ハニアとカシュアはお茶の時間に、秋風とおんなじ香りの香茶を楽しんでいる。
「うーん……なんとも言えない良い香り! あの金色の可愛い花のにおいだと思うと、気持ちが華やかになりますね!」
「ええ、これは香りをつけたお茶だから、一年いつでも楽しめますけど……こういう特別感のあるお茶は、あえて秋のこの時期にだけ、しみじみ味わいたいですね」
「おお……なんか『ふーりゅー』ですね、マスター!」
思ったことをそのまま口にするカシュアの言葉に、ハニアがちょっとびっくりした顔をしてみせる。
「風流、ですか……? ふふ、なんだか私が『酸いも甘いも噛み分けたおばあちゃん』みたいですね!」
「おばあちゃんん? そんな訳ないですよ、世の中にこんなめちゃくちゃ可愛いおばあちゃんなんているワケが……!!」
勢いにまかせて言いかけて、カシュアがぐっと言葉につまる。
――わぁあ! 俺ってば、会話のどさくさにまぎれて何を! これじゃまるっきり片想いの勝手なのろけじゃ……!!
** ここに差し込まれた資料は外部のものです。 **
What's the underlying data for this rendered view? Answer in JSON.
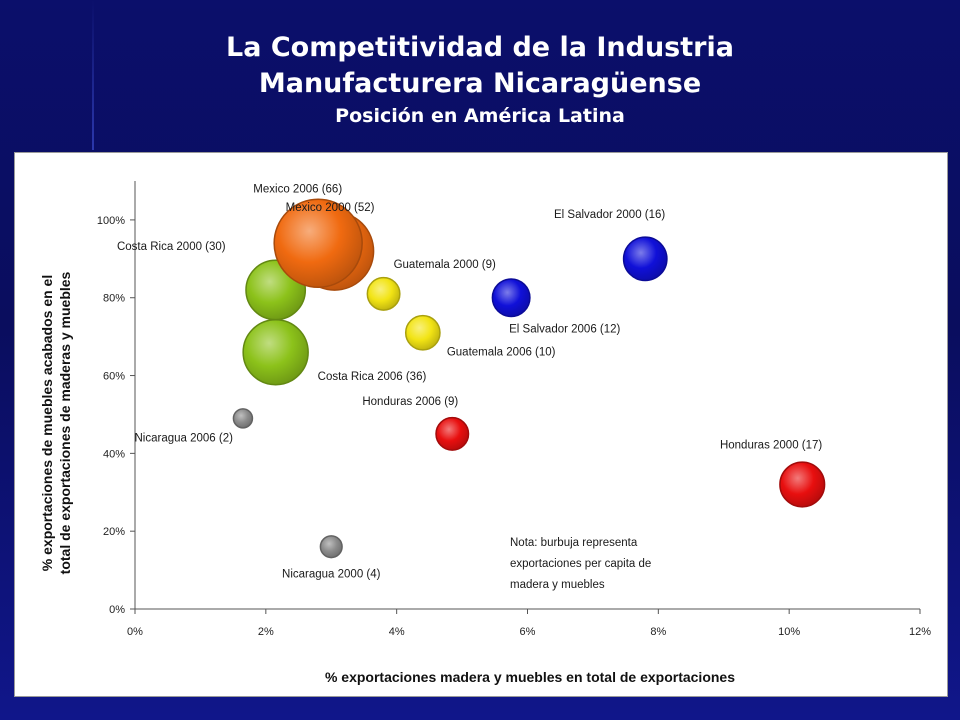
{
  "slide": {
    "title_line1": "La Competitividad de la Industria",
    "title_line2": "Manufacturera Nicaragüense",
    "subtitle": "Posición en América Latina"
  },
  "chart_data": {
    "type": "bubble",
    "xlabel": "% exportaciones madera y muebles en total de exportaciones",
    "ylabel_line1": "% exportaciones de muebles acabados en el",
    "ylabel_line2": "total de exportaciones de maderas y muebles",
    "xlim": [
      0,
      12
    ],
    "ylim": [
      0,
      110
    ],
    "x_ticks": [
      {
        "value": 0,
        "label": "0%"
      },
      {
        "value": 2,
        "label": "2%"
      },
      {
        "value": 4,
        "label": "4%"
      },
      {
        "value": 6,
        "label": "6%"
      },
      {
        "value": 8,
        "label": "8%"
      },
      {
        "value": 10,
        "label": "10%"
      },
      {
        "value": 12,
        "label": "12%"
      }
    ],
    "y_ticks": [
      {
        "value": 0,
        "label": "0%"
      },
      {
        "value": 20,
        "label": "20%"
      },
      {
        "value": 40,
        "label": "40%"
      },
      {
        "value": 60,
        "label": "60%"
      },
      {
        "value": 80,
        "label": "80%"
      },
      {
        "value": 100,
        "label": "100%"
      }
    ],
    "grid": false,
    "note": [
      "Nota: burbuja representa",
      "exportaciones per capita de",
      "madera y muebles"
    ],
    "colors": {
      "Mexico": "#f06a10",
      "Costa Rica": "#8cc21a",
      "Guatemala": "#f2e414",
      "El Salvador": "#1010d8",
      "Honduras": "#e80f0f",
      "Nicaragua": "#8c8c8c"
    },
    "points": [
      {
        "label": "Mexico 2000 (52)",
        "country": "Mexico",
        "year": 2000,
        "size": 52,
        "x": 3.05,
        "y": 92
      },
      {
        "label": "Costa Rica 2000 (30)",
        "country": "Costa Rica",
        "year": 2000,
        "size": 30,
        "x": 2.15,
        "y": 82
      },
      {
        "label": "Costa Rica 2006 (36)",
        "country": "Costa Rica",
        "year": 2006,
        "size": 36,
        "x": 2.15,
        "y": 66
      },
      {
        "label": "Mexico 2006 (66)",
        "country": "Mexico",
        "year": 2006,
        "size": 66,
        "x": 2.8,
        "y": 94
      },
      {
        "label": "Guatemala 2000 (9)",
        "country": "Guatemala",
        "year": 2000,
        "size": 9,
        "x": 3.8,
        "y": 81
      },
      {
        "label": "Guatemala 2006 (10)",
        "country": "Guatemala",
        "year": 2006,
        "size": 10,
        "x": 4.4,
        "y": 71
      },
      {
        "label": "El Salvador 2000 (16)",
        "country": "El Salvador",
        "year": 2000,
        "size": 16,
        "x": 7.8,
        "y": 90
      },
      {
        "label": "El Salvador 2006 (12)",
        "country": "El Salvador",
        "year": 2006,
        "size": 12,
        "x": 5.75,
        "y": 80
      },
      {
        "label": "Honduras 2006 (9)",
        "country": "Honduras",
        "year": 2006,
        "size": 9,
        "x": 4.85,
        "y": 45
      },
      {
        "label": "Honduras 2000 (17)",
        "country": "Honduras",
        "year": 2000,
        "size": 17,
        "x": 10.2,
        "y": 32
      },
      {
        "label": "Nicaragua 2006 (2)",
        "country": "Nicaragua",
        "year": 2006,
        "size": 2,
        "x": 1.65,
        "y": 49
      },
      {
        "label": "Nicaragua 2000 (4)",
        "country": "Nicaragua",
        "year": 2000,
        "size": 4,
        "x": 3.0,
        "y": 16
      }
    ]
  }
}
あわあわして急にカップに口をつけて、金木犀の香茶にむせる。びっくりして気づかうハニアに無理やり笑顔を作ってみせて、あからさまに話題の転換をはかってみる。
「ああ! そういやおばあちゃんって言えば、マスターは『おじいちゃんおばあちゃんっ子』なんですよね? ご両親はいったい何で……」
――わぁあ俺の馬鹿! よりによって何て話題を! ご両親の亡くなった時の話なんて、マスターが改めてしたいワケ……!!
失言を心から悔いてみても、言った言葉は取り消せない。ハニアはしんみり微笑ってみせて、こくりと一口、花の香茶を口に含んだ。鼻に染み入る甘い香りを味わってから、小さな声で話し始める。
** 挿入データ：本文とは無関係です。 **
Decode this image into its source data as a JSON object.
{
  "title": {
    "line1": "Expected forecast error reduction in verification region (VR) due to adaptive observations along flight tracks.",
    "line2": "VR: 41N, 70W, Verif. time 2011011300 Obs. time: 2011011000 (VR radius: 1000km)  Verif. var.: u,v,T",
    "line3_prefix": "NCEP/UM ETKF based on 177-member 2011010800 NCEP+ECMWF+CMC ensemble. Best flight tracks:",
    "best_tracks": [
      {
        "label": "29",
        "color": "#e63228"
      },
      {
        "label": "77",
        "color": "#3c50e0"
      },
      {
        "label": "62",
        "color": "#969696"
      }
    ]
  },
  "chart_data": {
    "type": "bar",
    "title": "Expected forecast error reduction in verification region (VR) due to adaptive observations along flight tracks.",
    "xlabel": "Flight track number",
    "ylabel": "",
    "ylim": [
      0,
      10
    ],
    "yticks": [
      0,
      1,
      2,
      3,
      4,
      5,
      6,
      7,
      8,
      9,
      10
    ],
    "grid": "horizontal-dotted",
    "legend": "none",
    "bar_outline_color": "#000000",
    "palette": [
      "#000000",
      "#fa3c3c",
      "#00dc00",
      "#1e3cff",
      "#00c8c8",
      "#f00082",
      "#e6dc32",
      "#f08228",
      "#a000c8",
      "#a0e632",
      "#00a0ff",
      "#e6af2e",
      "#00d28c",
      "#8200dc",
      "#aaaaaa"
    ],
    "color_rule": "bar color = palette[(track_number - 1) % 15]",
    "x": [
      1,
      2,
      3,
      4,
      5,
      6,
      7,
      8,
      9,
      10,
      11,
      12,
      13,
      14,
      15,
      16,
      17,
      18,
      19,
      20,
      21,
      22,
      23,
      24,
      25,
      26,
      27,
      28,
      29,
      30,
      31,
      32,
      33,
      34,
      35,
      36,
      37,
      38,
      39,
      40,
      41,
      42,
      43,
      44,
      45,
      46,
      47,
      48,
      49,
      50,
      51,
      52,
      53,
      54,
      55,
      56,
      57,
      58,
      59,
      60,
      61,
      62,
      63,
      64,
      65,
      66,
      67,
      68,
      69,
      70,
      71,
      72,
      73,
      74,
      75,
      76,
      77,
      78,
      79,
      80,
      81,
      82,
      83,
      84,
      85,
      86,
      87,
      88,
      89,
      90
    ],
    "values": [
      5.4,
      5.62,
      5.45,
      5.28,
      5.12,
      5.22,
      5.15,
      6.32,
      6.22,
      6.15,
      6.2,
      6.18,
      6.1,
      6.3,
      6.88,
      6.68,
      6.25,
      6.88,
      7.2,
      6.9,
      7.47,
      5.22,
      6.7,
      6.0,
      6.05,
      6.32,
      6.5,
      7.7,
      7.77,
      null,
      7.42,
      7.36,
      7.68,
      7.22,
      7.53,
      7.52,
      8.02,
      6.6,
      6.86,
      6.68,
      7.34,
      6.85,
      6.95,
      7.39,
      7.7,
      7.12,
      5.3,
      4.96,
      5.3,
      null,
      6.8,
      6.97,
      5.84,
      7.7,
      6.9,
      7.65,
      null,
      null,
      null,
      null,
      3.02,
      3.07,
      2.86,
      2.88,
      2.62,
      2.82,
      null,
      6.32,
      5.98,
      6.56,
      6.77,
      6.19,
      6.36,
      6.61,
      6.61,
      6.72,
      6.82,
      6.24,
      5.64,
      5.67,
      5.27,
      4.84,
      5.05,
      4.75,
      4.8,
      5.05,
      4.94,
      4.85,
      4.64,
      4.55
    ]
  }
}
「……私は、小さいころ本当に体の弱い子で……五歳の時にひいた夏風邪が悪化して、『この世界にさよなら』しそうになったんです」
カシュアが戸惑った萌黄の目を見張る。手にしたカップの持っていきどころが分からなくなって、そのまま固まってしまったカシュアに、ハニアは幼げで淋しげな笑顔を見せて、また可愛らしい口を開く。
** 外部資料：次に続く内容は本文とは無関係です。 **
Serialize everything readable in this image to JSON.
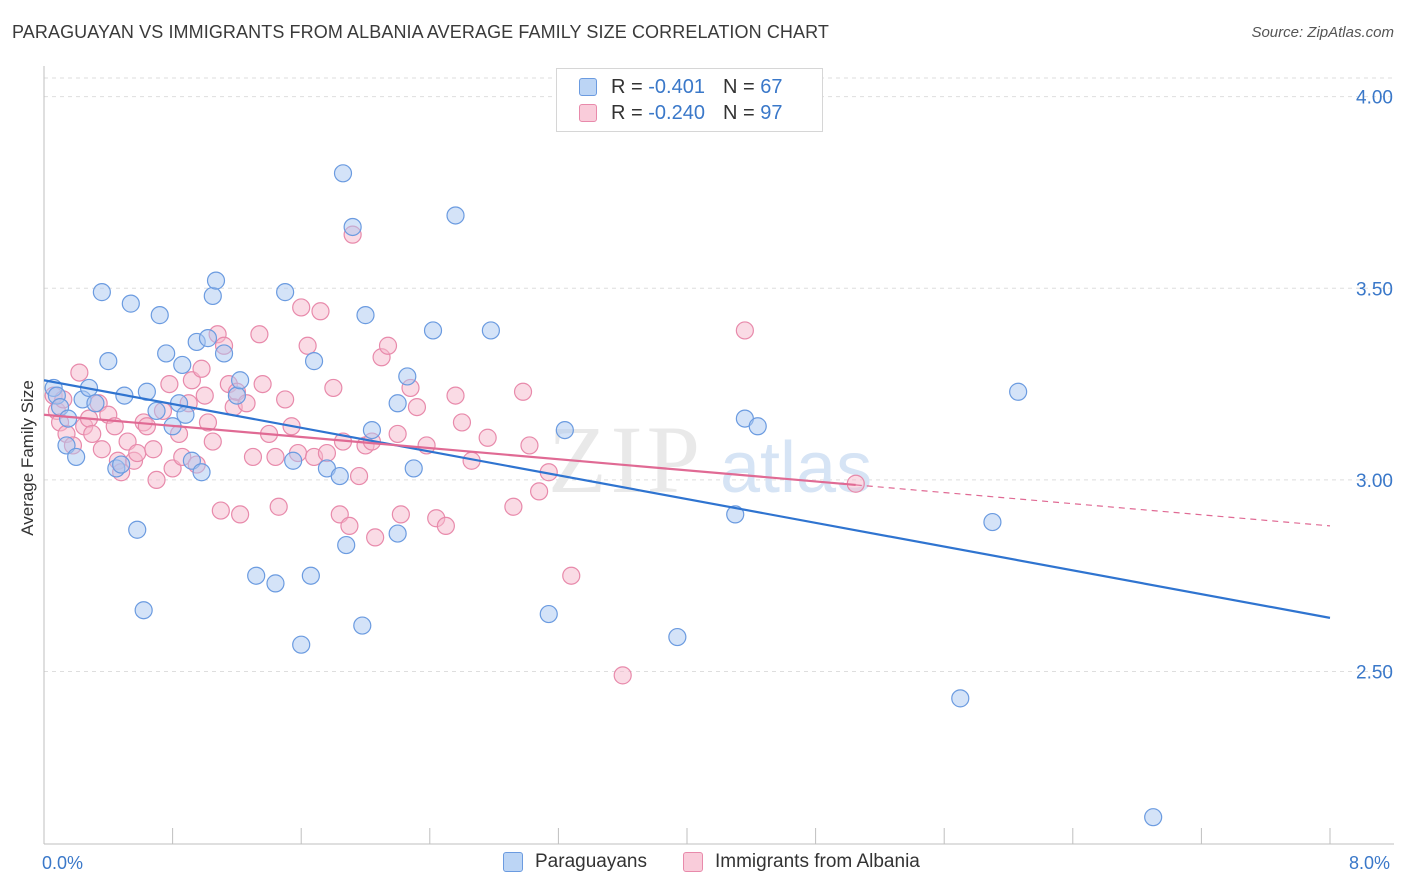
{
  "title": "PARAGUAYAN VS IMMIGRANTS FROM ALBANIA AVERAGE FAMILY SIZE CORRELATION CHART",
  "source": "Source: ZipAtlas.com",
  "watermark": {
    "zip": "ZIP",
    "atlas": "atlas"
  },
  "legend_top": [
    {
      "r_label": "R =",
      "r_value": "-0.401",
      "n_label": "N =",
      "n_value": "67"
    },
    {
      "r_label": "R =",
      "r_value": "-0.240",
      "n_label": "N =",
      "n_value": "97"
    }
  ],
  "legend_bottom": [
    {
      "label": "Paraguayans"
    },
    {
      "label": "Immigrants from Albania"
    }
  ],
  "colors": {
    "blue_fill": "#a9c8f2",
    "blue_stroke": "#6b9be0",
    "blue_line": "#2f74d0",
    "pink_fill": "#f5b8cc",
    "pink_stroke": "#e88aab",
    "pink_line": "#e06a94",
    "grid": "#dedede",
    "tick_label": "#3a78c9"
  },
  "chart_data": {
    "type": "scatter",
    "title": "PARAGUAYAN VS IMMIGRANTS FROM ALBANIA AVERAGE FAMILY SIZE CORRELATION CHART",
    "xlabel": "",
    "ylabel": "Average Family Size",
    "xlim": [
      0,
      8
    ],
    "ylim": [
      2.05,
      4.08
    ],
    "x_tick_labels": [
      "0.0%",
      "8.0%"
    ],
    "y_ticks": [
      2.5,
      3.0,
      3.5,
      4.0
    ],
    "y_tick_labels": [
      "2.50",
      "3.00",
      "3.50",
      "4.00"
    ],
    "grid": true,
    "legend_position": "top-center",
    "series": [
      {
        "name": "Paraguayans",
        "color": "#a9c8f2",
        "r": -0.401,
        "n": 67,
        "trend": {
          "x": [
            0,
            8.0
          ],
          "y": [
            3.26,
            2.64
          ],
          "dashed_from": null
        },
        "points": [
          [
            0.06,
            3.24
          ],
          [
            0.08,
            3.22
          ],
          [
            0.1,
            3.19
          ],
          [
            0.15,
            3.16
          ],
          [
            0.14,
            3.09
          ],
          [
            0.2,
            3.06
          ],
          [
            0.24,
            3.21
          ],
          [
            0.28,
            3.24
          ],
          [
            0.32,
            3.2
          ],
          [
            0.36,
            3.49
          ],
          [
            0.4,
            3.31
          ],
          [
            0.45,
            3.03
          ],
          [
            0.48,
            3.04
          ],
          [
            0.5,
            3.22
          ],
          [
            0.54,
            3.46
          ],
          [
            0.58,
            2.87
          ],
          [
            0.62,
            2.66
          ],
          [
            0.64,
            3.23
          ],
          [
            0.7,
            3.18
          ],
          [
            0.72,
            3.43
          ],
          [
            0.76,
            3.33
          ],
          [
            0.8,
            3.14
          ],
          [
            0.84,
            3.2
          ],
          [
            0.86,
            3.3
          ],
          [
            0.88,
            3.17
          ],
          [
            0.92,
            3.05
          ],
          [
            0.95,
            3.36
          ],
          [
            0.98,
            3.02
          ],
          [
            1.02,
            3.37
          ],
          [
            1.05,
            3.48
          ],
          [
            1.07,
            3.52
          ],
          [
            1.12,
            3.33
          ],
          [
            1.2,
            3.22
          ],
          [
            1.22,
            3.26
          ],
          [
            1.32,
            2.75
          ],
          [
            1.44,
            2.73
          ],
          [
            1.5,
            3.49
          ],
          [
            1.55,
            3.05
          ],
          [
            1.6,
            2.57
          ],
          [
            1.66,
            2.75
          ],
          [
            1.68,
            3.31
          ],
          [
            1.76,
            3.03
          ],
          [
            1.84,
            3.01
          ],
          [
            1.86,
            3.8
          ],
          [
            1.88,
            2.83
          ],
          [
            1.92,
            3.66
          ],
          [
            1.98,
            2.62
          ],
          [
            2.0,
            3.43
          ],
          [
            2.04,
            3.13
          ],
          [
            2.2,
            2.86
          ],
          [
            2.2,
            3.2
          ],
          [
            2.26,
            3.27
          ],
          [
            2.3,
            3.03
          ],
          [
            2.42,
            3.39
          ],
          [
            2.56,
            3.69
          ],
          [
            2.78,
            3.39
          ],
          [
            3.14,
            2.65
          ],
          [
            3.24,
            3.13
          ],
          [
            3.94,
            2.59
          ],
          [
            4.3,
            2.91
          ],
          [
            4.36,
            3.16
          ],
          [
            4.44,
            3.14
          ],
          [
            5.7,
            2.43
          ],
          [
            5.9,
            2.89
          ],
          [
            6.06,
            3.23
          ],
          [
            6.9,
            2.12
          ]
        ]
      },
      {
        "name": "Immigrants from Albania",
        "color": "#f5b8cc",
        "r": -0.24,
        "n": 97,
        "trend": {
          "x": [
            0,
            8.0
          ],
          "y": [
            3.17,
            2.88
          ],
          "dashed_from": 5.05
        },
        "points": [
          [
            0.06,
            3.22
          ],
          [
            0.08,
            3.18
          ],
          [
            0.1,
            3.15
          ],
          [
            0.12,
            3.21
          ],
          [
            0.14,
            3.12
          ],
          [
            0.18,
            3.09
          ],
          [
            0.22,
            3.28
          ],
          [
            0.25,
            3.14
          ],
          [
            0.28,
            3.16
          ],
          [
            0.3,
            3.12
          ],
          [
            0.34,
            3.2
          ],
          [
            0.36,
            3.08
          ],
          [
            0.4,
            3.17
          ],
          [
            0.44,
            3.14
          ],
          [
            0.46,
            3.05
          ],
          [
            0.48,
            3.02
          ],
          [
            0.52,
            3.1
          ],
          [
            0.56,
            3.05
          ],
          [
            0.58,
            3.07
          ],
          [
            0.62,
            3.15
          ],
          [
            0.64,
            3.14
          ],
          [
            0.68,
            3.08
          ],
          [
            0.7,
            3.0
          ],
          [
            0.74,
            3.18
          ],
          [
            0.78,
            3.25
          ],
          [
            0.8,
            3.03
          ],
          [
            0.84,
            3.12
          ],
          [
            0.86,
            3.06
          ],
          [
            0.9,
            3.2
          ],
          [
            0.92,
            3.26
          ],
          [
            0.95,
            3.04
          ],
          [
            0.98,
            3.29
          ],
          [
            1.0,
            3.22
          ],
          [
            1.02,
            3.15
          ],
          [
            1.05,
            3.1
          ],
          [
            1.08,
            3.38
          ],
          [
            1.1,
            2.92
          ],
          [
            1.12,
            3.35
          ],
          [
            1.15,
            3.25
          ],
          [
            1.18,
            3.19
          ],
          [
            1.2,
            3.23
          ],
          [
            1.22,
            2.91
          ],
          [
            1.26,
            3.2
          ],
          [
            1.3,
            3.06
          ],
          [
            1.34,
            3.38
          ],
          [
            1.36,
            3.25
          ],
          [
            1.4,
            3.12
          ],
          [
            1.44,
            3.06
          ],
          [
            1.46,
            2.93
          ],
          [
            1.5,
            3.21
          ],
          [
            1.54,
            3.14
          ],
          [
            1.58,
            3.07
          ],
          [
            1.6,
            3.45
          ],
          [
            1.64,
            3.35
          ],
          [
            1.68,
            3.06
          ],
          [
            1.72,
            3.44
          ],
          [
            1.76,
            3.07
          ],
          [
            1.8,
            3.24
          ],
          [
            1.84,
            2.91
          ],
          [
            1.86,
            3.1
          ],
          [
            1.9,
            2.88
          ],
          [
            1.92,
            3.64
          ],
          [
            1.96,
            3.01
          ],
          [
            2.0,
            3.09
          ],
          [
            2.04,
            3.1
          ],
          [
            2.06,
            2.85
          ],
          [
            2.1,
            3.32
          ],
          [
            2.14,
            3.35
          ],
          [
            2.2,
            3.12
          ],
          [
            2.22,
            2.91
          ],
          [
            2.28,
            3.24
          ],
          [
            2.32,
            3.19
          ],
          [
            2.38,
            3.09
          ],
          [
            2.44,
            2.9
          ],
          [
            2.5,
            2.88
          ],
          [
            2.56,
            3.22
          ],
          [
            2.6,
            3.15
          ],
          [
            2.66,
            3.05
          ],
          [
            2.76,
            3.11
          ],
          [
            2.92,
            2.93
          ],
          [
            2.98,
            3.23
          ],
          [
            3.02,
            3.09
          ],
          [
            3.08,
            2.97
          ],
          [
            3.14,
            3.02
          ],
          [
            3.28,
            2.75
          ],
          [
            3.6,
            2.49
          ],
          [
            4.36,
            3.39
          ],
          [
            5.05,
            2.99
          ]
        ]
      }
    ]
  }
}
「私はひとりっ子でしたから、両親は本当に心配して、もう何だか訳が分からなくなって、とうとう神様にこんなお祈りをしたんです。『どうか神様、自分たち二人はどうなっても構いませんから、娘の命は救けてください』……」
言葉もなく息を吞むカシュアに、ハニアは小さな頭をかしげて、消え入りそうに微笑んだ。
もうほとんど残っていないお茶に口をつけ、音もなく白いカップをソーサーに置き、泣き出しそうな笑顔で続ける。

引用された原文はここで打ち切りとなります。